There lacks the opportunities for LGBT people to have programmes that deal with LGBT issues or are really only of interest to the LGBT community to have that reach the target audience through the mass media.
So when a homophobic slur is made on a mainstream programme, there is nowhere for us to talk about it as a community; to look at the issues behind what was said, or to debate our place in British society.
According to research done by Stonewall, LGBT people provide around £200 million of the license fee, and in return we are subject to homophobic abuse on a weekly basis, and confronted by a wall of silence when we let the BBC know that we don’t appreciate such bullying.
To start with, there needs to be LGBT dedicated programming across the vast array of the BBC network.

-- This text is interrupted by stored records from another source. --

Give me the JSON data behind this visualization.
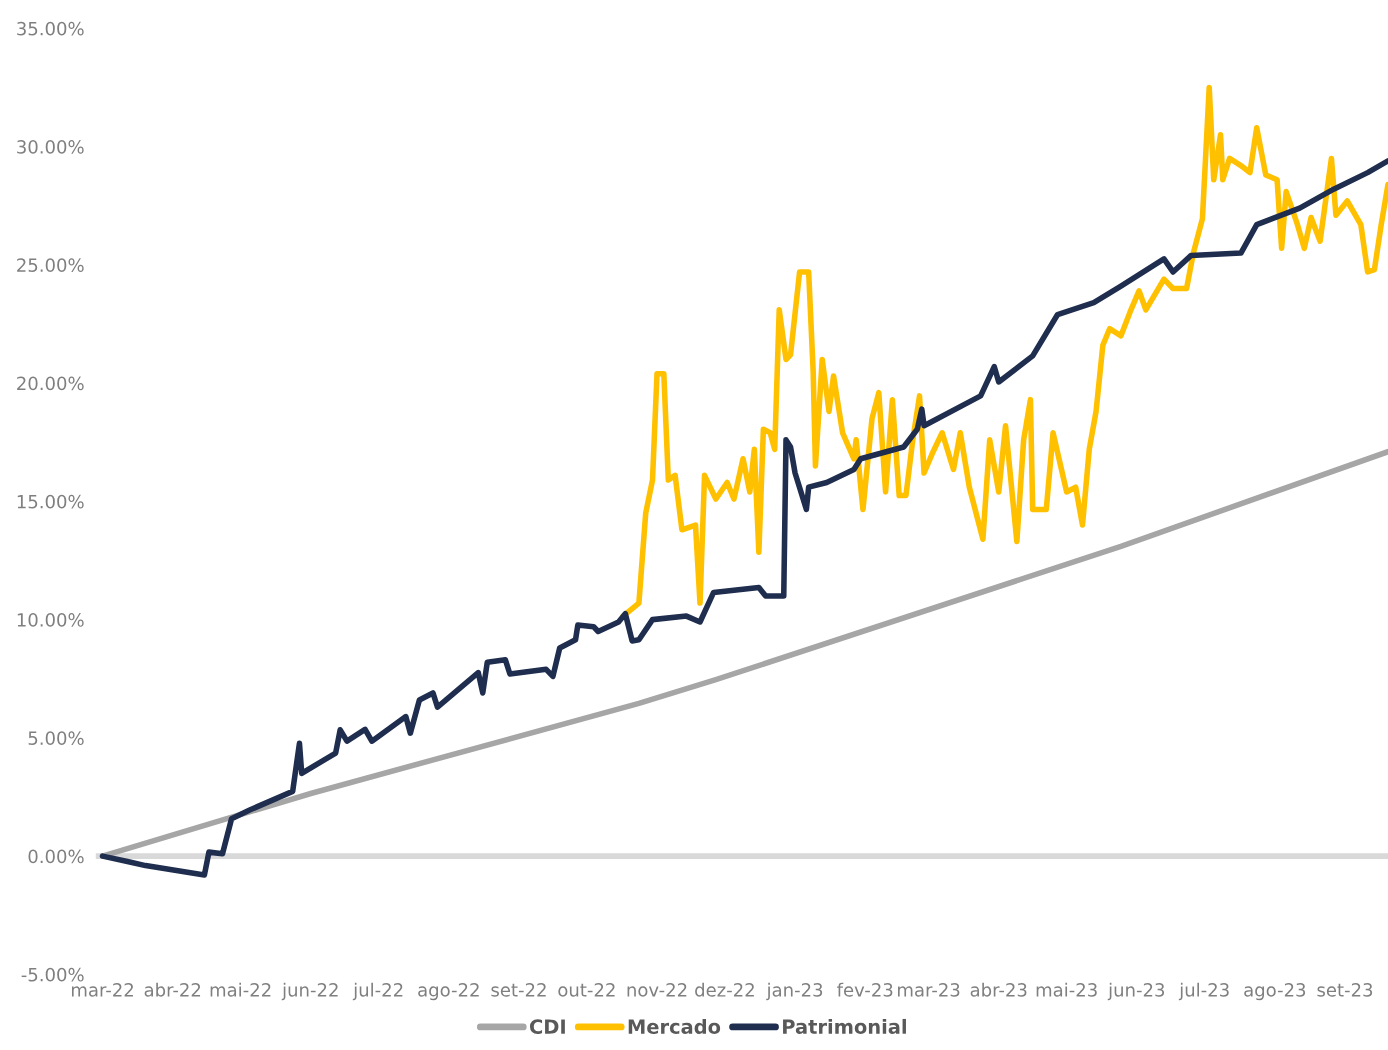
{
  "chart_data": {
    "type": "line",
    "series": [
      {
        "name": "CDI",
        "color": "#a6a6a6",
        "x": [
          "2022-03-01",
          "2022-06-01",
          "2022-10-24",
          "2022-11-27",
          "2023-05-25",
          "2023-09-20"
        ],
        "values": [
          0,
          2.65,
          6.46,
          7.46,
          13.1,
          17.1
        ]
      },
      {
        "name": "Mercado",
        "color": "#ffc000",
        "x": [
          "2022-10-17",
          "2022-10-24",
          "2022-10-27",
          "2022-10-30",
          "2022-11-01",
          "2022-11-04",
          "2022-11-06",
          "2022-11-09",
          "2022-11-12",
          "2022-11-18",
          "2022-11-20",
          "2022-11-22",
          "2022-11-27",
          "2022-12-02",
          "2022-12-05",
          "2022-12-09",
          "2022-12-12",
          "2022-12-14",
          "2022-12-16",
          "2022-12-18",
          "2022-12-21",
          "2022-12-23",
          "2022-12-25",
          "2022-12-28",
          "2022-12-30",
          "2023-01-03",
          "2023-01-07",
          "2023-01-09",
          "2023-01-10",
          "2023-01-13",
          "2023-01-16",
          "2023-01-18",
          "2023-01-22",
          "2023-01-27",
          "2023-01-28",
          "2023-01-31",
          "2023-02-04",
          "2023-02-07",
          "2023-02-10",
          "2023-02-13",
          "2023-02-16",
          "2023-02-19",
          "2023-02-22",
          "2023-02-25",
          "2023-02-27",
          "2023-03-03",
          "2023-03-07",
          "2023-03-12",
          "2023-03-15",
          "2023-03-19",
          "2023-03-22",
          "2023-03-25",
          "2023-03-28",
          "2023-04-01",
          "2023-04-04",
          "2023-04-09",
          "2023-04-12",
          "2023-04-15",
          "2023-04-16",
          "2023-04-22",
          "2023-04-25",
          "2023-05-01",
          "2023-05-05",
          "2023-05-08",
          "2023-05-11",
          "2023-05-14",
          "2023-05-17",
          "2023-05-20",
          "2023-05-25",
          "2023-05-29",
          "2023-06-02",
          "2023-06-05",
          "2023-06-13",
          "2023-06-17",
          "2023-06-23",
          "2023-06-26",
          "2023-06-30",
          "2023-07-03",
          "2023-07-05",
          "2023-07-08",
          "2023-07-09",
          "2023-07-12",
          "2023-07-17",
          "2023-07-21",
          "2023-07-24",
          "2023-07-28",
          "2023-08-02",
          "2023-08-04",
          "2023-08-06",
          "2023-08-11",
          "2023-08-14",
          "2023-08-17",
          "2023-08-21",
          "2023-08-26",
          "2023-08-28",
          "2023-09-02",
          "2023-09-08",
          "2023-09-11",
          "2023-09-14",
          "2023-09-17",
          "2023-09-20"
        ],
        "values": [
          10.15,
          10.7,
          14.5,
          15.9,
          20.4,
          20.4,
          15.9,
          16.1,
          13.8,
          14,
          10.7,
          16.1,
          15.1,
          15.8,
          15.1,
          16.8,
          15.4,
          17.2,
          12.85,
          18.05,
          17.9,
          17.2,
          23.1,
          21,
          21.2,
          24.7,
          24.7,
          20.5,
          16.5,
          21,
          18.8,
          20.3,
          17.9,
          16.8,
          17.6,
          14.66,
          18.5,
          19.6,
          15.4,
          19.3,
          15.25,
          15.25,
          17.6,
          19.46,
          16.2,
          17.1,
          17.9,
          16.35,
          17.9,
          15.6,
          14.5,
          13.4,
          17.6,
          15.4,
          18.2,
          13.3,
          17.6,
          19.3,
          14.66,
          14.66,
          17.9,
          15.4,
          15.6,
          14,
          17.2,
          18.8,
          21.6,
          22.3,
          22,
          23,
          23.9,
          23.1,
          24.4,
          24,
          24,
          25.5,
          26.95,
          32.5,
          28.6,
          30.5,
          28.6,
          29.5,
          29.2,
          28.9,
          30.8,
          28.8,
          28.6,
          25.7,
          28.1,
          26.7,
          25.7,
          27,
          26,
          29.5,
          27.1,
          27.7,
          26.7,
          24.7,
          24.8,
          26.7,
          28.4
        ]
      },
      {
        "name": "Patrimonial",
        "color": "#1f2d4e",
        "x": [
          "2022-03-01",
          "2022-03-12",
          "2022-03-20",
          "2022-04-15",
          "2022-04-17",
          "2022-04-23",
          "2022-04-27",
          "2022-05-05",
          "2022-05-24",
          "2022-05-27",
          "2022-05-28",
          "2022-06-12",
          "2022-06-14",
          "2022-06-17",
          "2022-06-25",
          "2022-06-28",
          "2022-07-13",
          "2022-07-15",
          "2022-07-19",
          "2022-07-25",
          "2022-07-27",
          "2022-08-14",
          "2022-08-16",
          "2022-08-18",
          "2022-08-26",
          "2022-08-28",
          "2022-09-13",
          "2022-09-16",
          "2022-09-19",
          "2022-09-26",
          "2022-09-27",
          "2022-10-04",
          "2022-10-06",
          "2022-10-15",
          "2022-10-18",
          "2022-10-21",
          "2022-10-24",
          "2022-10-30",
          "2022-11-14",
          "2022-11-20",
          "2022-11-26",
          "2022-12-16",
          "2022-12-19",
          "2022-12-27",
          "2022-12-28",
          "2022-12-30",
          "2023-01-01",
          "2023-01-06",
          "2023-01-07",
          "2023-01-15",
          "2023-01-27",
          "2023-01-30",
          "2023-02-18",
          "2023-02-24",
          "2023-02-26",
          "2023-02-27",
          "2023-03-24",
          "2023-03-30",
          "2023-04-01",
          "2023-04-16",
          "2023-04-27",
          "2023-05-13",
          "2023-05-25",
          "2023-06-13",
          "2023-06-17",
          "2023-06-25",
          "2023-07-17",
          "2023-07-24",
          "2023-08-12",
          "2023-08-27",
          "2023-09-11",
          "2023-09-20"
        ],
        "values": [
          0,
          -0.23,
          -0.4,
          -0.8,
          0.17,
          0.1,
          1.58,
          1.95,
          2.74,
          4.77,
          3.5,
          4.36,
          5.34,
          4.86,
          5.36,
          4.86,
          5.9,
          5.2,
          6.6,
          6.9,
          6.3,
          7.76,
          6.9,
          8.2,
          8.3,
          7.7,
          7.9,
          7.6,
          8.8,
          9.15,
          9.77,
          9.7,
          9.5,
          9.9,
          10.25,
          9.1,
          9.15,
          10,
          10.15,
          9.9,
          11.15,
          11.36,
          11,
          11,
          17.6,
          17.3,
          16.2,
          14.66,
          15.6,
          15.8,
          16.35,
          16.8,
          17.3,
          18.05,
          18.9,
          18.2,
          19.46,
          20.7,
          20.05,
          21.15,
          22.9,
          23.4,
          24.1,
          25.25,
          24.7,
          25.4,
          25.5,
          26.7,
          27.4,
          28.2,
          28.9,
          29.4
        ]
      }
    ],
    "xlim": [
      "2022-02-26",
      "2023-09-20"
    ],
    "xticks": [
      {
        "value": "2022-03-01",
        "label": "mar-22"
      },
      {
        "value": "2022-04-01",
        "label": "abr-22"
      },
      {
        "value": "2022-05-01",
        "label": "mai-22"
      },
      {
        "value": "2022-06-01",
        "label": "jun-22"
      },
      {
        "value": "2022-07-01",
        "label": "jul-22"
      },
      {
        "value": "2022-08-01",
        "label": "ago-22"
      },
      {
        "value": "2022-09-01",
        "label": "set-22"
      },
      {
        "value": "2022-10-01",
        "label": "out-22"
      },
      {
        "value": "2022-11-01",
        "label": "nov-22"
      },
      {
        "value": "2022-12-01",
        "label": "dez-22"
      },
      {
        "value": "2023-01-01",
        "label": "jan-23"
      },
      {
        "value": "2023-02-01",
        "label": "fev-23"
      },
      {
        "value": "2023-03-01",
        "label": "mar-23"
      },
      {
        "value": "2023-04-01",
        "label": "abr-23"
      },
      {
        "value": "2023-05-01",
        "label": "mai-23"
      },
      {
        "value": "2023-06-01",
        "label": "jun-23"
      },
      {
        "value": "2023-07-01",
        "label": "jul-23"
      },
      {
        "value": "2023-08-01",
        "label": "ago-23"
      },
      {
        "value": "2023-09-01",
        "label": "set-23"
      }
    ],
    "ylim": [
      -5,
      35
    ],
    "yticks": [
      {
        "value": -5,
        "label": "-5.00%"
      },
      {
        "value": 0,
        "label": "0.00%"
      },
      {
        "value": 5,
        "label": "5.00%"
      },
      {
        "value": 10,
        "label": "10.00%"
      },
      {
        "value": 15,
        "label": "15.00%"
      },
      {
        "value": 20,
        "label": "20.00%"
      },
      {
        "value": 25,
        "label": "25.00%"
      },
      {
        "value": 30,
        "label": "30.00%"
      },
      {
        "value": 35,
        "label": "35.00%"
      }
    ],
    "ref_lines": [
      {
        "axis": "y",
        "value": 0,
        "color": "#d9d9d9"
      }
    ],
    "grid": false,
    "legend": "bottom",
    "marker": "none",
    "line_style": "solid"
  }
}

Programmes that are aimed at the gay community and deal with issues important to us, and that should encourage LGBT people themselves to be involved in the programme at all stages of development. For example, a daily radio talk shows that discusses LGBT news and current events, that can ask the tough questions to politicians and public figures on issues that are important to us. Or a weekly TV show that gives a round-up of gay entertainment, music, movies and books, and space for up and coming LGBT stars to make their name.
Now I am not a TV producer, but there are plenty of LGBT people who are or who have better ideas than this, and we are entitled to have the BBC listen to us. Eventually I want to see a digital TV and radio station that provides the broad range of programming that our community deserves. This is not about segregation of news or entertainment, but it is about providing a space in British society for LGBT people to have their say, a say that is long overdue.